Sigue huyendo. Entonces, casi tocándole el hombro con el cañón de la parabellum y sin interrumpir la persecución, aprieto el gatillo. No suena ningún disparo. Es la primera vez que me ocurre algo semejante. Siempre había tenido la parabellum por un arma infalible. Con un movimiento rápido, me meto la parabellum en el bolsillo y, sin dejar de correr, saco el nagan. Es fiable al cien por cien. Grito:
—¡Alto! ¡Último aviso! ¡Si no, te mato!
No se detiene. Disparo, apuntándole al brazo izquierdo, justo por encima del codo. Apenas resuena el disparo, se desploma y se pone a gritar con una voz penetrante:
—¡O-go-go-go-go-go!
Diría que esto parece un estallido de alegría o una llamada más que un alarido de desesperación. Y él sigue desgañitándose con una voz terrible que el eco atrapa y esparce por todo el bosque.
—¡O-go-go-go-go-go!
Noto que empalidezco. Tengo ganas de pegarle un tiro en la cabeza para interrumpir este grito horroroso. «¿Por qué vocifera de este modo? Seguro que no de dolor.» Sé por experiencia que, en un primer momento, no se siente dolor. Y, además, su herida no es nada grave.
—¡Levántate! —le ordeno.
No hace ningún movimiento y grita aún más fuerte. Entre los árboles relampaguea una linterna. Se acerca. Es el Sepulturero. Se inclina sobre el herido.

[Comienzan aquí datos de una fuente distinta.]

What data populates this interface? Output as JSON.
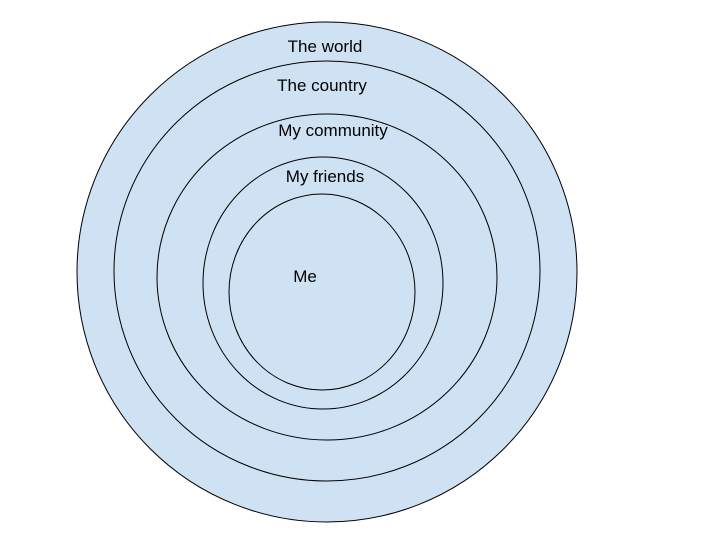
{
  "colors": {
    "fill": "#cfe2f3",
    "stroke": "#000000",
    "text": "#000000"
  },
  "rings": [
    {
      "label": "The world"
    },
    {
      "label": "The country"
    },
    {
      "label": "My community"
    },
    {
      "label": "My friends"
    },
    {
      "label": "Me"
    }
  ]
}
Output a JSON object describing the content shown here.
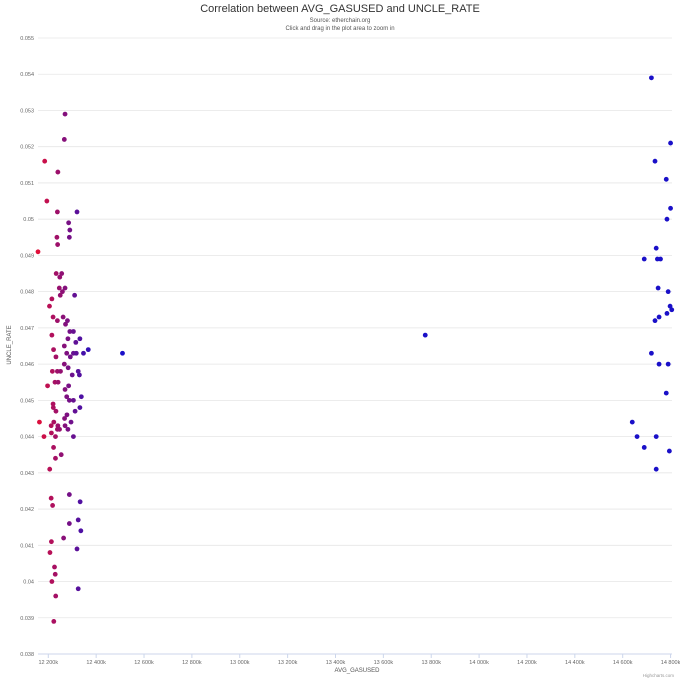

—¿Qué le pasa? —me pregunta.
—¡No ha querido detenerse! Ha intentado huir unas cuantas veces. Me ha arreado un puñetazo. Quería arrebatarme el revólver… Le he herido en el brazo.
—¿Y por qué no le has pegado un tiro a la primera? ¡Menudo jueguecito! ¡Él no hubiera tenido tantos miramientos contigo!
El Sepulturero se dirige al herido:
—¡Venga! ¡Arriba! ¡Zumbando! Si no, te reviento la cabeza y cachearé a un fiambre.
El herido se levanta y, doblado en dos, se arrastra hacia el camino. Nos acercamos al puente, que está cerca del calvero. Allí, veo a dos hombres tendidos en el suelo. Son los novatos a quienes el Rata ha echado el guante cuando intentaban esconderse de nuestra persecución agazapados bajo una mata. No llevan nada encima. Registramos a mi prisionero centímetro a centímetro. Sólo encontramos diez rublos en monedas de oro. Esto nos deja atónitos.
—¡¿Por qué, diablos, huías?! —refunfuña el Sepulturero—. ¿Te has emperrado en recibir un balazo?
Después, les preguntamos a los «elefantes» si se van a llevar al herido y los dejamos en libertad. Se alegran mucho. Agarrando al herido por el brazo, se alejan camino de la frontera.
Durante el incidente, el Rata ha escondido la cara en la sombra sin decir esta boca es mía. A pesar del disfraz —lleva pegado un bigote pelirrojo— tiene miedo de ser reconocido. Ahora que tengo un momento de calma, examino mi parabellum para saber por qué no ha disparado. La causa es del todo inesperada. La pistola estaba en perfecto estado, pero mientras yo forcejeaba con el «elefante», he corrido sin querer el seguro.
Aquella vez no tuvimos suerte. Más tarde, encontré al gato en la zanja. No lograron ahuyentarlo ni los gritos, ni los disparos. Era un gato aguerrido que no se dejaba impresionar o asustar fácilmente.